The FIA has rejected Red Bull’s request to reconsider the penalty Lewis Hamilton received for the incident with Max Verstappen because they believe the new evidence they provided is not significant or relevant enough and stewards have ‘expressed some concern’ over some allegations from Red Bull’s letter.
Red Bull has exercised its right to seek reconsideration of the Silverstone case, and for the FIA to reconsider the case the new evidence must be sufficiently significant and relevant.
Representatives of Red Bull, Mercedes and the FIA met at today’s hearing at the Hungaroring at 4 pm and Red Bull showed its presentation in which they presented GPS data from Hamilton and Verstappen cars and a comparison with Hamilton’s overtaking Leclerc.
Red Bull also showed a lap in which Alexander Albon, Red Bull’s test and reserve driver, simulated Hamilton’s first lap that the FIA said it was filmed last week.
But the FIA decided that the new evidence was neither significant nor relevant to the matter of the hearing and decided to reject Red Bull’s request to reconsider the case.
“What was presented to the stewards was neither significant nor a relevant new element that was not previously available at the time of the decision,” the judges said in a statement.

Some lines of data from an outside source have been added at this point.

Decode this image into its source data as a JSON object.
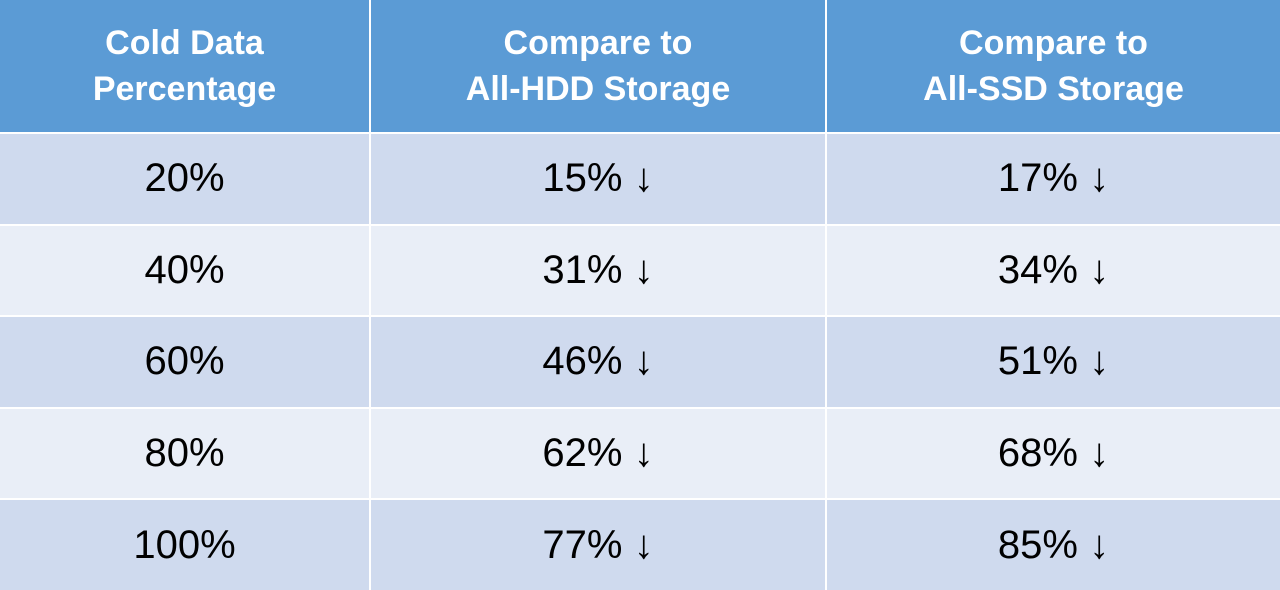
{
  "table": {
    "header": [
      "Cold Data\nPercentage",
      "Compare to\nAll-HDD Storage",
      "Compare to\nAll-SSD Storage"
    ],
    "rows": [
      [
        "20%",
        "15% ↓",
        "17% ↓"
      ],
      [
        "40%",
        "31% ↓",
        "34% ↓"
      ],
      [
        "60%",
        "46% ↓",
        "51% ↓"
      ],
      [
        "80%",
        "62% ↓",
        "68% ↓"
      ],
      [
        "100%",
        "77% ↓",
        "85% ↓"
      ]
    ]
  }
}
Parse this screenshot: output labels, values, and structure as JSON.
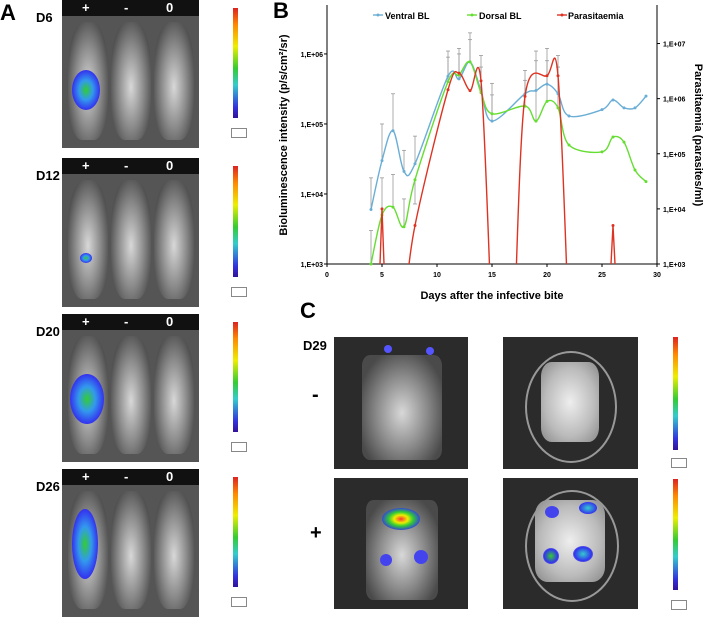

“The document shown by the Competitor [Red Bull] is based on the evidence available at the time of the decision (GPS data). This clearly does not meet the requirements of Article 14.”
The FIA has expressed some concern about some of the allegations in the request that Red Bull submitted, and although it is not clear what the allegations are about, the FIA says the allegations would have been interesting if the request had passed.
“Stewards note, with some concern, certain allegations in the letter. Such allegations may or may not be relevant to stewards if the request for reconsideration hasn’t been rejected. As the petition has not passed, the stewards will not comment on those allegations.”